From IEEE Spectrum Inside Technology, a report on robots created by Douglas Hines and his company True Companion, which treats the story as a cute and natural marriage of libertine sex and the development of modern technology:

For US $7000 to $9000 (based on customization) and a $40 monthly fee for tech support, Roxxxy offers patrons five preprogrammed preferences—gay, bisexual, lesbian, straight, and sadomasochistic—with such monikers as Wild Wendy, Frigid Farrah, and S&M Susan. Roxxxy is svelte and white, but Hines intends a future line of other races, ethnicities, and body types, not to mention additional faces for Roxxxy. A male version, Rocky, is planned by year’s end. “My wife wants to be a beta tester, which is just desserts for my spending time in the middle of the night with girls covered in silicone,” he says.

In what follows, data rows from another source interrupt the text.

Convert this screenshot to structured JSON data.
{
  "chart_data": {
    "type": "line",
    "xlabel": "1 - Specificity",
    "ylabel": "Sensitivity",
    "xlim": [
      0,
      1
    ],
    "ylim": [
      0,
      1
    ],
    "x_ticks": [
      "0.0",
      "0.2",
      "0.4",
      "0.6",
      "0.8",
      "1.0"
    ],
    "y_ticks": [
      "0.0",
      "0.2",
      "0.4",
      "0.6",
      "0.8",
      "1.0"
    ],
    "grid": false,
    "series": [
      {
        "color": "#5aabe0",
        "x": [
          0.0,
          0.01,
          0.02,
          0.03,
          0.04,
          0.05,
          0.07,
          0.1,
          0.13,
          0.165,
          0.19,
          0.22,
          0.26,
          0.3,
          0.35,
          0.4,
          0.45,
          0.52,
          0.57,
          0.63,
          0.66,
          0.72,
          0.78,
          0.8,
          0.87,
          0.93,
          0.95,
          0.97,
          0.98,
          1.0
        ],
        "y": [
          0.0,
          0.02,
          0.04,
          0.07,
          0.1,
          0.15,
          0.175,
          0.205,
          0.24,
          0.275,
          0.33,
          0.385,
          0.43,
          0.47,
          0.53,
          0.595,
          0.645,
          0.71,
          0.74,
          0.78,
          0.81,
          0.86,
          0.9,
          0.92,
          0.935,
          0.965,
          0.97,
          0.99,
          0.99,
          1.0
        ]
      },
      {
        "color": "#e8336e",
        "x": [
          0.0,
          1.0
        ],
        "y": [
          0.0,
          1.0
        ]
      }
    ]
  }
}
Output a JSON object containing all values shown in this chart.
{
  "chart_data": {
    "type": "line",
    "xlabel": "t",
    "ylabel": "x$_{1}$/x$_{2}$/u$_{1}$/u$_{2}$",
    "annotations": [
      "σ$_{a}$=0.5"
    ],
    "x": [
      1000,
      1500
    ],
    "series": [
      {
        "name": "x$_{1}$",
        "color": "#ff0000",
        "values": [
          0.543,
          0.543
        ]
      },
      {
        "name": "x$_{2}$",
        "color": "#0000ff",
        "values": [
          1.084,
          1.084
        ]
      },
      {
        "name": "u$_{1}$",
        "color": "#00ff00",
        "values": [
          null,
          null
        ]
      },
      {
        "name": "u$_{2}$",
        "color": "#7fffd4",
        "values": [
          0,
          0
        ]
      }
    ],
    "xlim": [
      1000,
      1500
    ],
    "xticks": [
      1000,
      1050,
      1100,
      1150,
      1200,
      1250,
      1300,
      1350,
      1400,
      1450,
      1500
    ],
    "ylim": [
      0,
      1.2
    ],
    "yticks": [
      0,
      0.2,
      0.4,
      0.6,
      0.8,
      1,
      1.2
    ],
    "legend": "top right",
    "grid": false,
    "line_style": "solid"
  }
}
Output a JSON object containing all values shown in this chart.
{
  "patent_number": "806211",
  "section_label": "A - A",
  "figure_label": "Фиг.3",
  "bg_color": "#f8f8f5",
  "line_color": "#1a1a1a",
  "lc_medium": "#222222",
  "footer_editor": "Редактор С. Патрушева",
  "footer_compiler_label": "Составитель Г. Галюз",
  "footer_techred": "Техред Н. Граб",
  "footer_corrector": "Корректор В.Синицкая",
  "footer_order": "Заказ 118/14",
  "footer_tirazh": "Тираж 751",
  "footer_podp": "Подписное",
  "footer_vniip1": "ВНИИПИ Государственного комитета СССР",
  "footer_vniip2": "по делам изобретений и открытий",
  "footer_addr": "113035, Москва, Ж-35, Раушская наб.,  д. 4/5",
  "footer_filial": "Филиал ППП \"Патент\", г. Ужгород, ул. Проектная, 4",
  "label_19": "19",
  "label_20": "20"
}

Will marriage rights between man and robot be far behind? I talked about this in one of my editor’s desk columns last year:

Moving from the living to inanimate, David Levy, a renowned British artificial intelligence researcher, has written a book about human-robot “love” and lectured earlier this year in London about the possibility of human-robot marriage. It sounds wacky, but Levy is a fairly mainstream scientist. I remind readers that while all of this seems outrageous, at one time not so very long ago, so did the idea of same-sex “marriage.”